How do you know when love is real? I mean how can you know the difference between infatuation and the real thing? Then if you know it's the real Thing for you then how do you get the other person to know it's real for me and for her?

Thanks,
Mr. Real


My Dearest Real

A true understanding of the love equation involves recognizing that this thing call "love" does not really exist the way you've been taught. In Western modern culture our knowledge and practice of love has suffered tremendous distortion. We experience confusion when we try to compare our real life experiences with the "Hollywood" version of love that captures an illusion of bliss and sex and implies that it is a state of being in itself regardless of the state of mind of the lovers. There is us and then there is " a thing called love" Well, there is only us and this thing called love is really many states of being and is shaped by the diversity of cultures and dynamism of the age. The institution of marriage has not always been the end result of this passion we now call love.

This does not diminish love (it has been diminished enough already) Love can be, sometimes at the beginning a mystical experience; love can be, sometimes at the end of a relationship, a mystical experience; love can be, sometimes at the beginning, an infatuation built on pheromones, a pure survival instinct; love can be the bliss that comes from the gentle and unconditional acceptance of another person with all their failures and peculiarities; love can be the immense freedom that is experienced when you don't have to lie, or pretend, or issue press releases or manipulate.

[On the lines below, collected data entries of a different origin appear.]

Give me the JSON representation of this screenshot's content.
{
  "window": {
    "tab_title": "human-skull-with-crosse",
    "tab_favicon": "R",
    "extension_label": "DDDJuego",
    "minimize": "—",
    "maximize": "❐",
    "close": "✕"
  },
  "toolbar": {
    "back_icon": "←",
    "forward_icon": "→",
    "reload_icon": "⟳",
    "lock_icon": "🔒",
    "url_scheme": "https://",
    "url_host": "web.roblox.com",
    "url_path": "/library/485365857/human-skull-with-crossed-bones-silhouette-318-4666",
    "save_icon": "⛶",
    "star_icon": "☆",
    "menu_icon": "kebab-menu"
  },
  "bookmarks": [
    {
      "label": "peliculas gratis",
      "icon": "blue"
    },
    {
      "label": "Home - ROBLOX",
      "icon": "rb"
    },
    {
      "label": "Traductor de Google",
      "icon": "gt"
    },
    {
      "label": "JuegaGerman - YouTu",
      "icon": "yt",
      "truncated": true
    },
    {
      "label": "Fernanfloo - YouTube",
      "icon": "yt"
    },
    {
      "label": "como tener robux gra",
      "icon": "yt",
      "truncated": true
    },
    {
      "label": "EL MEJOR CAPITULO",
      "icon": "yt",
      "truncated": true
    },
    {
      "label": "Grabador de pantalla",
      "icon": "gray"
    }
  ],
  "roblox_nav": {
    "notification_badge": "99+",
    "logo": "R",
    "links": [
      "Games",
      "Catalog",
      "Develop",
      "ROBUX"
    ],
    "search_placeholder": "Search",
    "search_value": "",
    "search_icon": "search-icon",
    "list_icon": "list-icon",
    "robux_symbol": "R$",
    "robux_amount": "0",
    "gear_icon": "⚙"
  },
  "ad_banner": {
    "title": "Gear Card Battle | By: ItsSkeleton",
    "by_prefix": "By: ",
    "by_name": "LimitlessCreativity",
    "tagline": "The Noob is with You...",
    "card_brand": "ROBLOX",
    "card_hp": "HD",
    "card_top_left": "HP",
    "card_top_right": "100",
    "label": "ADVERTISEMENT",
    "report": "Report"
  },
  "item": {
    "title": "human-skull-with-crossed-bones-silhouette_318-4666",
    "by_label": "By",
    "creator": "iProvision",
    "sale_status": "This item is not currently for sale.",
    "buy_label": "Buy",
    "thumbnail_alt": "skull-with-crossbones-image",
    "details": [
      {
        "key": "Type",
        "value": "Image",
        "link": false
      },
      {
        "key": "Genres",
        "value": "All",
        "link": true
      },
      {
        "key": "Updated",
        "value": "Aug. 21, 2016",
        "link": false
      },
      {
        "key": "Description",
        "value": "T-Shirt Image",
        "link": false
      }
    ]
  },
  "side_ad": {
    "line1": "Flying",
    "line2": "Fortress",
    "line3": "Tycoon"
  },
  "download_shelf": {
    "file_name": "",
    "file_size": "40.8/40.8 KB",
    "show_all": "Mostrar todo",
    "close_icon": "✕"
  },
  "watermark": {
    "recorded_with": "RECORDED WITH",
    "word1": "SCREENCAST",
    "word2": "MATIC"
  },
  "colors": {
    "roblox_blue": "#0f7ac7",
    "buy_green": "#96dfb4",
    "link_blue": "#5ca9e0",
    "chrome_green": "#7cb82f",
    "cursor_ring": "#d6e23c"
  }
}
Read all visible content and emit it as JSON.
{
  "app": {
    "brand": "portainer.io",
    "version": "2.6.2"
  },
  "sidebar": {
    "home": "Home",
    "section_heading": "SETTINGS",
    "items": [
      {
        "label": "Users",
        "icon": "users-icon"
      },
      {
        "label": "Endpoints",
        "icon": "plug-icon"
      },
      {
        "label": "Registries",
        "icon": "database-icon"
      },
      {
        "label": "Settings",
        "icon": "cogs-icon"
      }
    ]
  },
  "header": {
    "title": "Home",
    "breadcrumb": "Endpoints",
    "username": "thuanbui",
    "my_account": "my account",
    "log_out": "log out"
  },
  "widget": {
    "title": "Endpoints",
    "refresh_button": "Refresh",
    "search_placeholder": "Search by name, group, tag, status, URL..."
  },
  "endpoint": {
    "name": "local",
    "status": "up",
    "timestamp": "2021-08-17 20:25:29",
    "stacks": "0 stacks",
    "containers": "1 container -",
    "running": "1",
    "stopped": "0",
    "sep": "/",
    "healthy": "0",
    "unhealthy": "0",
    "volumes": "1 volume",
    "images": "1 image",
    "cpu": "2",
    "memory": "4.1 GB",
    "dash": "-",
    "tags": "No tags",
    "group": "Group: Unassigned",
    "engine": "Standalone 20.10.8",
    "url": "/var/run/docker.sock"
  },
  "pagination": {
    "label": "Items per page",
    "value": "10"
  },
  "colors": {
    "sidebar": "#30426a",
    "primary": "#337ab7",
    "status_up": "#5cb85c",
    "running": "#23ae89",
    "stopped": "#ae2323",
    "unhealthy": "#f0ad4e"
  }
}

You will only love someone to the extent you are capable. Capable to unconditionally celebrate the simultaneous beauty and despair of your lover. The activities and projects we do together are simply the scripts we learn in order to become capable of love. Love is a state of being that bubbles over into relationship. You can begin to learn love without a person in front of you. Start with the day that might be raining, the job that might get boring, the interruption, the delay, the aggressor or competitor. Start with your own breath. Take a sit. Learn to Meditate.

Try not to define (judge) what you have as love or not love...in fact, try not to have definitions (these are for classrooms and love never ever comes out of class work). Definitions restrict and are expressions of fear. To define is to control and by controlling we protect ourselves. This is fear. No one ever falls for someone who is fearful. I'm in the mood for Fearrrrrrrrrrrrrrrr.

Approach your love with unbounded play and enthusiasm, only. This communicates a nonjudgmental and fearless invitation to be together. As soon as you start analysis and dreaming up reasons to convince someone of anything you're dead in the water. Hang it up. Play. To define love is a sure way to miss it al together.